Clarke, known as a progressive leader and an expert in the practice of change management, is chairman of Ports America, a ports operator, and Rock-it Cargo, which focused for years on moving musical concert sets and has since expanded into other areas of entertainment logistics. He also sits on the board of Arrive Logistics, an Austin, Texas-based broker, where he had served as chairman.
Clarke has support from industry veterans like Satish Jindel, founder and president of consultancy ShipMatrix Inc. Clarke’s background is also in line with the consensus belief that Robinson cannot go outside the industry for CEO because it will create even more confusion within the company that already exists.

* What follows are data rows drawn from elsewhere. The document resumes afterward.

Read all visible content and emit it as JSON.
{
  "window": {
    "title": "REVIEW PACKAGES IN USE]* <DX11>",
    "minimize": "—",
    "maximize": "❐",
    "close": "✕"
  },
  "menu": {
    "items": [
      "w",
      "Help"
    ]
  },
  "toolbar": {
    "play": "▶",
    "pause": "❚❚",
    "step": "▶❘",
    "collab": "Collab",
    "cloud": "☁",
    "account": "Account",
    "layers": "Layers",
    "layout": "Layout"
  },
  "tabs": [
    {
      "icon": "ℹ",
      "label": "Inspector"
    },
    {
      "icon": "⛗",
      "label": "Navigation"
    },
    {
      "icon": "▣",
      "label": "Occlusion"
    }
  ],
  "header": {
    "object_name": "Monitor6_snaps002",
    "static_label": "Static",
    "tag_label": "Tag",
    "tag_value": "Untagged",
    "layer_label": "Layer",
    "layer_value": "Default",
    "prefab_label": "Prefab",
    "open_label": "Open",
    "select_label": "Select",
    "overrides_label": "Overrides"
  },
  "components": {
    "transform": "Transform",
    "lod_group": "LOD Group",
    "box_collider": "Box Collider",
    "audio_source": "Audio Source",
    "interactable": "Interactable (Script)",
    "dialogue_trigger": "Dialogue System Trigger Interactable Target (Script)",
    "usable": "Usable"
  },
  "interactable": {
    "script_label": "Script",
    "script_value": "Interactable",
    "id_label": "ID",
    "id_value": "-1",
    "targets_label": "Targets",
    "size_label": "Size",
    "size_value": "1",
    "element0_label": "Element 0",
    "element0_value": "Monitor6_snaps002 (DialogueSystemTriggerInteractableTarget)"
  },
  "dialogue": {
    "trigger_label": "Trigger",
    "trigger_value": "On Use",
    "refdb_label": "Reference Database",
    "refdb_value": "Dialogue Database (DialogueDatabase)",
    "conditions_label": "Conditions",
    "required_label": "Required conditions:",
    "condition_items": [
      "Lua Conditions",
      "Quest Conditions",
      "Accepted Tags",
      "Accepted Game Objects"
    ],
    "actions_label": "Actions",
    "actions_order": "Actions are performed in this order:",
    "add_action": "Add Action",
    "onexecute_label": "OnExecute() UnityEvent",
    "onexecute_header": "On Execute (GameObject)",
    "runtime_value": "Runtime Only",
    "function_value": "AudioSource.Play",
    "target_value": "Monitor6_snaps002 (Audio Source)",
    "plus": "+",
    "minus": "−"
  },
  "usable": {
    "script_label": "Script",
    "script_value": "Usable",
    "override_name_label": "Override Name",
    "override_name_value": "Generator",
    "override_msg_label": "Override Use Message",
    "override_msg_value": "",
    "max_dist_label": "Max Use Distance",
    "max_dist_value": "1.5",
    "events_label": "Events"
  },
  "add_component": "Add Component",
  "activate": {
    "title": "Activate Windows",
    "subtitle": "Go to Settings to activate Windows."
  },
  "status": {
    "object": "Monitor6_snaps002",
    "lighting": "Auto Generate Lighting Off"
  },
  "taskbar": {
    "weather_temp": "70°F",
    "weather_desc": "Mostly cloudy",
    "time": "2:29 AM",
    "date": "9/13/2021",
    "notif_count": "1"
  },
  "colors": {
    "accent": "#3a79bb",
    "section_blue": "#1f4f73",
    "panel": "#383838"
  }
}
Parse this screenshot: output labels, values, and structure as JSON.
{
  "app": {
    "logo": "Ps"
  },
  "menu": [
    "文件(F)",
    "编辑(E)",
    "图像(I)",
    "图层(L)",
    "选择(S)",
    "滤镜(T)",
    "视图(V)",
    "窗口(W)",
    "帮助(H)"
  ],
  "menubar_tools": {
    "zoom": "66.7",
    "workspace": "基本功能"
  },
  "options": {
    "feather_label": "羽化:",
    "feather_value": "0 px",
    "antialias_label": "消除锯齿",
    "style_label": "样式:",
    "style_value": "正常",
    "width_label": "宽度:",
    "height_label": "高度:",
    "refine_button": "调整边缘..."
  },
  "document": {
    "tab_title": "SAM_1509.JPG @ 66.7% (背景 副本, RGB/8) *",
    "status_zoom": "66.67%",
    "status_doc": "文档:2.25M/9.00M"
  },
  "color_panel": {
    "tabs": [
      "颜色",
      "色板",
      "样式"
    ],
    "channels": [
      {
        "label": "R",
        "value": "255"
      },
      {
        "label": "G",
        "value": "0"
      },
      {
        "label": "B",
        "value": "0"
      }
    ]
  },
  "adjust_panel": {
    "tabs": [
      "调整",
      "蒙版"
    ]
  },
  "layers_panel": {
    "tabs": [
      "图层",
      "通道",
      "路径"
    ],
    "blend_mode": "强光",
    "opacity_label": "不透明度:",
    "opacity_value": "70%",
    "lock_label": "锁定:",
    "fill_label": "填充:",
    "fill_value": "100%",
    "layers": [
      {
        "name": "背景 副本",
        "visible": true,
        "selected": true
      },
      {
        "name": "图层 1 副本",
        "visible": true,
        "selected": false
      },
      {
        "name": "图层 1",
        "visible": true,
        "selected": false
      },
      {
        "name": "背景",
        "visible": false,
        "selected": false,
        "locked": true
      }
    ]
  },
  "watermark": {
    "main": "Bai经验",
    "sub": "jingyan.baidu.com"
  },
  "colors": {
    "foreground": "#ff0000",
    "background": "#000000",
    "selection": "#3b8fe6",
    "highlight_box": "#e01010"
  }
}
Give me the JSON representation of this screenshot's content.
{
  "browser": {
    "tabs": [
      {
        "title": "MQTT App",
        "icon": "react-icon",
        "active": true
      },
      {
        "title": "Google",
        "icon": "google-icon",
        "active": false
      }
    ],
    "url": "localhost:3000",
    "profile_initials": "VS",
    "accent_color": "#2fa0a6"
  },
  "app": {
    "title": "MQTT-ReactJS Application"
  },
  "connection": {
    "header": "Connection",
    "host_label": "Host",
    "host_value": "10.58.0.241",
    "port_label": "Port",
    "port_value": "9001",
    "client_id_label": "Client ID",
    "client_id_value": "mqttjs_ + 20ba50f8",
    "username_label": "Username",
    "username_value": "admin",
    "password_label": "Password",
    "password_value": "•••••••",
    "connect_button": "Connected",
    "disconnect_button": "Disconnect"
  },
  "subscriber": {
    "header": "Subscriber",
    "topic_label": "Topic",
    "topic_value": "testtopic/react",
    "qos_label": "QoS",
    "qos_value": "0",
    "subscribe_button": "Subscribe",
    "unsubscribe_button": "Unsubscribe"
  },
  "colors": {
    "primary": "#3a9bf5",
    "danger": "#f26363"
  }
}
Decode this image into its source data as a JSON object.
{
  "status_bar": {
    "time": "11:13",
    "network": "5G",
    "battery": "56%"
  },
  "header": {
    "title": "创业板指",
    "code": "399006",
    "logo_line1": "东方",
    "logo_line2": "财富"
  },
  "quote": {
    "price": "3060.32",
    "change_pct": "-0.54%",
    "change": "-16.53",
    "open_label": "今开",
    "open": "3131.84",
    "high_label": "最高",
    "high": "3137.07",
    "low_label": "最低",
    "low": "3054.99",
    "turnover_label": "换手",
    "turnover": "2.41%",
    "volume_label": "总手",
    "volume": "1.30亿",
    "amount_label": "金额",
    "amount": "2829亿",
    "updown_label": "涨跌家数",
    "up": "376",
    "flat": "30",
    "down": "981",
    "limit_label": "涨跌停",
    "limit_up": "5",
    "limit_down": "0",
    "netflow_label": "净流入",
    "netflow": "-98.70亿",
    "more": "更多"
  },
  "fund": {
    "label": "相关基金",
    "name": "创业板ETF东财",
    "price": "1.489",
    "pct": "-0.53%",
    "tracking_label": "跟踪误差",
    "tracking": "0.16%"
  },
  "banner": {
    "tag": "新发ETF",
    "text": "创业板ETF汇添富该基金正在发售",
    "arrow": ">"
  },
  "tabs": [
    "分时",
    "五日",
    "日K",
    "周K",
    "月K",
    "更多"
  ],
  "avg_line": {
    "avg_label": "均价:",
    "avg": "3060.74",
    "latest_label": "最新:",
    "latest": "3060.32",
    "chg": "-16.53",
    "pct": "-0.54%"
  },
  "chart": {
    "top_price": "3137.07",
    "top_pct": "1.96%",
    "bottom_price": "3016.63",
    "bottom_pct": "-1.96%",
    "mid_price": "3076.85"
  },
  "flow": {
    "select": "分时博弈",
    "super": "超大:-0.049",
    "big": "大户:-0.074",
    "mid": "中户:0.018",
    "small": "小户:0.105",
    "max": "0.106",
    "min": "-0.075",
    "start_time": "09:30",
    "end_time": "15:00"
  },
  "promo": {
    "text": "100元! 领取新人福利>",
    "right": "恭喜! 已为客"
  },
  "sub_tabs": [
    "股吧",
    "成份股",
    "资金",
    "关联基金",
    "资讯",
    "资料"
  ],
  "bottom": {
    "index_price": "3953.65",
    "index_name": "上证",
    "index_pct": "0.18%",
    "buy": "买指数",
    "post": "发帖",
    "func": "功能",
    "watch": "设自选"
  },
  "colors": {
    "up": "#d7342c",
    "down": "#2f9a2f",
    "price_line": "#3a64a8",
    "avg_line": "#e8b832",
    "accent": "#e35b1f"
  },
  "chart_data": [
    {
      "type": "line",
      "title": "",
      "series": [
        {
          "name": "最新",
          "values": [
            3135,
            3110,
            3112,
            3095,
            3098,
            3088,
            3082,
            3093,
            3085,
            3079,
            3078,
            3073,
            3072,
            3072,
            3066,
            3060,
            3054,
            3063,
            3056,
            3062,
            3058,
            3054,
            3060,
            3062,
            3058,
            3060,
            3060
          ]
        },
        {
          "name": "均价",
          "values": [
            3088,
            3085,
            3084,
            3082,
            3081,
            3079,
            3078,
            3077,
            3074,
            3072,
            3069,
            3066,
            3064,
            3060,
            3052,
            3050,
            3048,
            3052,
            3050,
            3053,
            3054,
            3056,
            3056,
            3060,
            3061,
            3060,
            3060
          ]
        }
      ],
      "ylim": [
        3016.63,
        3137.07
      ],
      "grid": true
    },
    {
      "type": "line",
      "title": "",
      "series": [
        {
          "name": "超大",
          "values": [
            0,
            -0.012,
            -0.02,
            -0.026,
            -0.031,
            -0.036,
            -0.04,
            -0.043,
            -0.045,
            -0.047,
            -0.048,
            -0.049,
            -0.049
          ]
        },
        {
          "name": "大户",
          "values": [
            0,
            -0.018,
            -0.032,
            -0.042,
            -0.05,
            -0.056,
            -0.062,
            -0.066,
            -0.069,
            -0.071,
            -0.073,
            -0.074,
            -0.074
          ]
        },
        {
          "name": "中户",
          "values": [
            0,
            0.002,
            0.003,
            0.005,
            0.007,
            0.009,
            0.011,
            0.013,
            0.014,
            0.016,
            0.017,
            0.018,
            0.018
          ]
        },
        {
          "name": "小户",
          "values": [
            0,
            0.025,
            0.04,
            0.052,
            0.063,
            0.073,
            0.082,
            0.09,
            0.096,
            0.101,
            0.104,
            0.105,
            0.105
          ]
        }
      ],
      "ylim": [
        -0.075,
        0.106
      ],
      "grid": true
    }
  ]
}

On the other side is Brittain Ladd, a leading e-commerce logistics and fulfillment consultant. Ladd said in a LinkedIn post last week that Robinson should acquire freight forwarder Flexport, or engineer a merger of equals, and consider appointing newly minted co-CEO Dave Clark to run the combined company. Clark had built Amazon.com Inc.’s (NASDAQ: AMZN) transportation and logistics operations.
Ladd said in a separate email that Clarke’s hiring would be a “safe bet” and signal that Robinson was satisfied with making “incremental improvements,” neither of which is what the company should be striving for at this point in its 117-year history.
Robinson has struggled in recent months amid concerns about increased competition from the likes of the new broker RXO Inc. (NYSE: RXO). However, it has lost market share in general in what has been an historically strong environment for contract brokerage, where Robinson generates most of its revenue.
Robinson also overspent significantly on personnel to support load-matching technology that executives thought would disrupt traditional brokerage but that instead hasn’t generated the returns on investment expected. One of the sources criticized Robinson for investing $1 billion in IT projects, including the much publicized Navisphere load-matching platform that never lived up to expectations.
Biesterfeld “bought into the digital disruption” theory that would eventually cost him his job, a source said.
The key to Robinson’s turnaround is to put the company’s immense power back in the hands of its divisions and away from corporate, per a source. The divisions have had corporate allocations — a term to describe the practice of funneling money from divisions into a central location to support corporate activities — “rammed down their throats,” said a source, noting that practice has to end or be dramatically scaled back.
Robinson’s structural problems have been amplified by a sharp drop in volumes and freight rates that exceeded even management’s downbeat projections. A subpar third quarter, along with Biesterfeld’s comments that he underestimated the speed and severity of the downturn, was the catalyst to his departure.
In response to concerns that it had hired too much for areas like IT and human resources, the company said in November that it would lay off 650 people, or about 6% of its workforce. The original head-count reduction of 1,000 to 1,200 had been subsequently winnowed down to its final offer, a source said.
“There’s more people in corporate today than there’s ever been,” a source said.
Tom Wadewitz, analyst at UBS, said in a note last week that Robinson would have to reduce head count at its core North American Transportation (NAST) unit and its “other and corporate” unit by much more than 10% if it hopes to achieve the $175 million in gross cost savings the company promised when it published its third-quarter results. The “corporate and other” unit includes the Robinson Fresh perishables business, managed transportation unit and European surface transportation business.